Computer program code for carrying out the methods of the present invention may be written in any combination of one or more programming languages. These computer program code may be provided to a processor of a general purpose computer, special purpose computer, or other programmable data processing apparatus, such that the program code, when executed by the processor of the computer or other programmable data processing apparatus, causes the functions/acts specified in the flowchart and/or block diagram block or blocks to be performed. The program code may execute entirely on the computer, partly on the computer as a stand-alone software package, partly on the computer and partly on a remote computer or entirely on the remote computer or server.

Further, while operations are depicted in a particular order, this should not be understood as requiring that such operations be performed in the particular order shown or in sequential order, or that all illustrated operations be performed, to achieve desirable results.

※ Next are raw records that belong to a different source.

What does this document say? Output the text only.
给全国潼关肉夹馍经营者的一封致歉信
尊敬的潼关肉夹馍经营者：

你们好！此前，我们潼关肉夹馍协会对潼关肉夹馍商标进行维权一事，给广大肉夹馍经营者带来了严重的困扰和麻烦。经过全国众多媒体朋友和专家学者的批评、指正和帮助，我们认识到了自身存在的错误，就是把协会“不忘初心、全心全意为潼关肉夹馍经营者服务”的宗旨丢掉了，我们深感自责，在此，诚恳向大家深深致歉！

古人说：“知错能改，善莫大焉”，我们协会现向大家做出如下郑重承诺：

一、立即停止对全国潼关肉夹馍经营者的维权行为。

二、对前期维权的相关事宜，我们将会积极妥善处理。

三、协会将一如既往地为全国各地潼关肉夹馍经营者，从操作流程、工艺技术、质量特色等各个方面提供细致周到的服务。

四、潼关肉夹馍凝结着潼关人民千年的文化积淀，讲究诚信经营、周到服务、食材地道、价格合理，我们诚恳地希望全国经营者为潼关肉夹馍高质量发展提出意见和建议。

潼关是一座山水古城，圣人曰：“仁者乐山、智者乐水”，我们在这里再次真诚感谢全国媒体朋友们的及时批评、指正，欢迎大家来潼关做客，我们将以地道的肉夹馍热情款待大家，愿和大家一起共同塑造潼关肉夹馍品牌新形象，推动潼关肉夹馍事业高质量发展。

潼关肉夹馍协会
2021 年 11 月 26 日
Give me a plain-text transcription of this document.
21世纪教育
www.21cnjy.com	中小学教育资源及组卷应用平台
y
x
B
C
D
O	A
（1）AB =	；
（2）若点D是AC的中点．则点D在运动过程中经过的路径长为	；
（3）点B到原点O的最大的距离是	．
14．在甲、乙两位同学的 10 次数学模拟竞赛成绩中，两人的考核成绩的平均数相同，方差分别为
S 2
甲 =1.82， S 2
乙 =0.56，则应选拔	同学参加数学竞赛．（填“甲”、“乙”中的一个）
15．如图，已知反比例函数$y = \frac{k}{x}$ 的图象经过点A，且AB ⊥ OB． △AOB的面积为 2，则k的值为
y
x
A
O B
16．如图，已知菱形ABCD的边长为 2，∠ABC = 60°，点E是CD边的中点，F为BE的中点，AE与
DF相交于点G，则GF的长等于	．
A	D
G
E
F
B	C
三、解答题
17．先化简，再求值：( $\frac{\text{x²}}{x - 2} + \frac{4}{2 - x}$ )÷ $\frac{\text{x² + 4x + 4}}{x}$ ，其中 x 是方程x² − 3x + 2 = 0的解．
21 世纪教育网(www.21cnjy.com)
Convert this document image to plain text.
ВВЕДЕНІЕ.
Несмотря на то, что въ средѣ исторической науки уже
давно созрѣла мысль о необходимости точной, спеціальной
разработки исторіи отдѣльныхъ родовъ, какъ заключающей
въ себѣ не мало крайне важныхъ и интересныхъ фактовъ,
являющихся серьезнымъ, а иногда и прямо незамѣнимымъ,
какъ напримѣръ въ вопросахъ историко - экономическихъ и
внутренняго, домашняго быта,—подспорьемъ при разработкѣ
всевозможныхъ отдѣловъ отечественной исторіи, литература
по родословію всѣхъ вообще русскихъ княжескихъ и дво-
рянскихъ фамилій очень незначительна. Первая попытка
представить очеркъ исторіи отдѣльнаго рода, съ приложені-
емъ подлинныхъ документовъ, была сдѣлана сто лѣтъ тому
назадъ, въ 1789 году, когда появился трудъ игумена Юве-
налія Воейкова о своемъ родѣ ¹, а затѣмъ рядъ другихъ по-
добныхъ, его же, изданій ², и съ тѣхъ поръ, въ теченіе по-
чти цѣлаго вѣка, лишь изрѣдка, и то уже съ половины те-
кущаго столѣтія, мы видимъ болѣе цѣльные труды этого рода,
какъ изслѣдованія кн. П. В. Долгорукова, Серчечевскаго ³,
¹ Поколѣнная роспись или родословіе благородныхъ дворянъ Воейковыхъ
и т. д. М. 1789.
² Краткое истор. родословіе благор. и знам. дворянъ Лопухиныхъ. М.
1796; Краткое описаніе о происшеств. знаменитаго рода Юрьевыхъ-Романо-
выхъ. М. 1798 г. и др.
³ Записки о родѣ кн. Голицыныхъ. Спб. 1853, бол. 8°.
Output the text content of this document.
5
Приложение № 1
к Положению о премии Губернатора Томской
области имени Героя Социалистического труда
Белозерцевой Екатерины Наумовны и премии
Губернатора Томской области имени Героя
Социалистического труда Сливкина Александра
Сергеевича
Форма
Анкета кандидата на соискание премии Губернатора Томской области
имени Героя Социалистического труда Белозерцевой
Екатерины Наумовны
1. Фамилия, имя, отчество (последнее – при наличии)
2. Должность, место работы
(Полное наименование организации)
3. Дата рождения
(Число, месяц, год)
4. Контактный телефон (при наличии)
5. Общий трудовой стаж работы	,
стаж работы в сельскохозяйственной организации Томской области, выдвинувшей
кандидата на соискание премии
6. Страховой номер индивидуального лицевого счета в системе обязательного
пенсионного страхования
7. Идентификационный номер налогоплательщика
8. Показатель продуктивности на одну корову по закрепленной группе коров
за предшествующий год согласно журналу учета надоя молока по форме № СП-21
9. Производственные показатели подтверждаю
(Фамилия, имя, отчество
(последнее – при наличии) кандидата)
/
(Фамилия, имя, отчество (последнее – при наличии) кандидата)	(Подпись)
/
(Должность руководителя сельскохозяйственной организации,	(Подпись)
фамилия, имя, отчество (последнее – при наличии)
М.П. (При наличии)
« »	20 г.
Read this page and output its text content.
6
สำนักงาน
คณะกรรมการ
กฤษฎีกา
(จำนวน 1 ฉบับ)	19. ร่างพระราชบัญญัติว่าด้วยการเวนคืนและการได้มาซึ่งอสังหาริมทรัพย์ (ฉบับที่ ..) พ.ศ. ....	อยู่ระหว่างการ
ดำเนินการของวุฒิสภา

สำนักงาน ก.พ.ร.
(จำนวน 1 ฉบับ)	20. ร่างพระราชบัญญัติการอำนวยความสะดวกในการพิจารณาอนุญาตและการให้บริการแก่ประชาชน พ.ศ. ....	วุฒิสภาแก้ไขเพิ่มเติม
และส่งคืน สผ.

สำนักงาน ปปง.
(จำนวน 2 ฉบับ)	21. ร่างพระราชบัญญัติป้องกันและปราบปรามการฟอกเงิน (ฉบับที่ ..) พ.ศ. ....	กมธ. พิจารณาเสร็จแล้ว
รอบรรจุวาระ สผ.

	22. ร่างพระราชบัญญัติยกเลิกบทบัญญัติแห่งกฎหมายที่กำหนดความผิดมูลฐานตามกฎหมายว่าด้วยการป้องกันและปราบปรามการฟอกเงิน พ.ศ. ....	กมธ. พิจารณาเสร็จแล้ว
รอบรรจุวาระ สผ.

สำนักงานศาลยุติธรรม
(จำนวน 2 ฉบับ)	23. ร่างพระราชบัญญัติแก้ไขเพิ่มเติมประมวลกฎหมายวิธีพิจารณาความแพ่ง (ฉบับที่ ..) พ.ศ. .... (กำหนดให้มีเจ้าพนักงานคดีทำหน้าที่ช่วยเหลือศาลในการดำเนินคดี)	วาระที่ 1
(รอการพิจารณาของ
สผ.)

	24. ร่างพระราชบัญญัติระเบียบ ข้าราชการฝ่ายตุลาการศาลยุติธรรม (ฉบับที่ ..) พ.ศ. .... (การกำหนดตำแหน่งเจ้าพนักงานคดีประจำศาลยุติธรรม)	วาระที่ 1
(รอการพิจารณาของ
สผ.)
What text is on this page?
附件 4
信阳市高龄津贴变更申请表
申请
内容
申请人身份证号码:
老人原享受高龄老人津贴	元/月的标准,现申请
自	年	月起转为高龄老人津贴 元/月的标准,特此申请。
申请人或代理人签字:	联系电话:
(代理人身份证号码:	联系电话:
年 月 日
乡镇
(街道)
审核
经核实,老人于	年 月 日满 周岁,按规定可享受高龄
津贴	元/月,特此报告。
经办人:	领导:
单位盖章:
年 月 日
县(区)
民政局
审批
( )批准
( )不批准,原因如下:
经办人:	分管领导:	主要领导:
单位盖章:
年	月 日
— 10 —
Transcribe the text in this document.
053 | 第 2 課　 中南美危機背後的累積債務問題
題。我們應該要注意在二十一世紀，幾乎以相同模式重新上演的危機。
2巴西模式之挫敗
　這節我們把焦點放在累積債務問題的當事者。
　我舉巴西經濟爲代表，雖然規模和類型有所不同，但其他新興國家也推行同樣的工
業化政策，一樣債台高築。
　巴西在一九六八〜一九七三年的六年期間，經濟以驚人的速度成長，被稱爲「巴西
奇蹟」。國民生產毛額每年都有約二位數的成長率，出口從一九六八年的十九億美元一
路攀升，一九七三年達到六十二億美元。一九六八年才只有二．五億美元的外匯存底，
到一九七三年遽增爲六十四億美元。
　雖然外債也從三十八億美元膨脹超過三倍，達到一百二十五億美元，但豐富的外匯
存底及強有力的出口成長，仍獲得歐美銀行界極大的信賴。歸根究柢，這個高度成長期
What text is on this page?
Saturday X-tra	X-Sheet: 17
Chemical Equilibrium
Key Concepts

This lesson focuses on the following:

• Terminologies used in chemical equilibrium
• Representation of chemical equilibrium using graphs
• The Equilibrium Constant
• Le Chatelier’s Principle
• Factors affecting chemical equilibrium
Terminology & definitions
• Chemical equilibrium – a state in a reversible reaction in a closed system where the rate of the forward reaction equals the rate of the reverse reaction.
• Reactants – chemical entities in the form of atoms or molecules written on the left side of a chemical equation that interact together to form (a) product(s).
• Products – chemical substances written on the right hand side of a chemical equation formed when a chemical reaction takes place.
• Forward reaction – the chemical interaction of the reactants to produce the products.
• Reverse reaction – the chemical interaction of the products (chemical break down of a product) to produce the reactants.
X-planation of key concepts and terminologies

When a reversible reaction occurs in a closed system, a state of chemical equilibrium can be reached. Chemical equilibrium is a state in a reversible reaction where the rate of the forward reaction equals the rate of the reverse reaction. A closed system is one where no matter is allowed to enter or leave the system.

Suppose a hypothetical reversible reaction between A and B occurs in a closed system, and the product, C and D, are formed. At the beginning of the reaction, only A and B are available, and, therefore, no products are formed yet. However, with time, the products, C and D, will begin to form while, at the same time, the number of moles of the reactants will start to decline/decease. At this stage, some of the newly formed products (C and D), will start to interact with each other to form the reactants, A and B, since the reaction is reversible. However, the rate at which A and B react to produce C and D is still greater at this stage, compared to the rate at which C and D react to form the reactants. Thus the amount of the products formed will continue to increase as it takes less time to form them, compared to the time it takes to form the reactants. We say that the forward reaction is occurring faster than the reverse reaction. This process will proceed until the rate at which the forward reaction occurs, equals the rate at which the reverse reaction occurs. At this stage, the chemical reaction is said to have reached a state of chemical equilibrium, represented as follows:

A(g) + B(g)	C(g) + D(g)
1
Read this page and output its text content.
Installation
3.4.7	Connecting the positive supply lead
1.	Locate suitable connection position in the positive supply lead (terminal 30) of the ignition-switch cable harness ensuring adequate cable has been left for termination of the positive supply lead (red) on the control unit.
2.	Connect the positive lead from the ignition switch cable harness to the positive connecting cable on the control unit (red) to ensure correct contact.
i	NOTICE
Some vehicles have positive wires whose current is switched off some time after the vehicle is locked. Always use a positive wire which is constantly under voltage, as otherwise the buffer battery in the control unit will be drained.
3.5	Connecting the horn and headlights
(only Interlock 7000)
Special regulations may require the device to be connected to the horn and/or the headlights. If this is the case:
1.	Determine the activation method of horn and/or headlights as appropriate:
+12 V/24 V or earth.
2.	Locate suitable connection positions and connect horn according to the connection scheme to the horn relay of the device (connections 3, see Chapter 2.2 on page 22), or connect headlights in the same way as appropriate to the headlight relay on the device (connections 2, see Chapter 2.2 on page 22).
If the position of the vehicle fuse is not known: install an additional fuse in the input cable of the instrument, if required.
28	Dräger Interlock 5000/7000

In some cases, multitasking and parallel processing may be advantageous. Likewise, although the above discussion contains several specific implementation details, these should not be construed as limitations on the scope of any invention or of what may be claimed, but rather as descriptions of features that may be specific to particular embodiments of particular inventions. Certain features that are described in this specification in the context of separate embodiments can also be implemented in combination in a single embodiment. Conversely, various features that are described in the context of a single embodiment can also be implemented in multiple embodiments separately or in any suitable subcombination.

It should be noted that the description and drawings merely illustrate the principles of the proposed method and apparatus. It will thus be appreciated that those skilled in the art will be able to devise various arrangements that, although not explicitly described or shown herein, embody the principles of the invention and are included within its spirit and scope. Moreover, all examples recited herein are principally intended expressly to be only for pedagogical purposes to aid the reader in understanding the principles of the proposed methods and apparatuses and the concepts contributed by the inventors to furthering the art, and are to be construed as being without limitation to such specifically recited examples and conditions. Moreover, all statements herein reciting principles, aspects, and embodiments of the invention, as well as specific examples thereof, are intended to encompass equivalents thereof.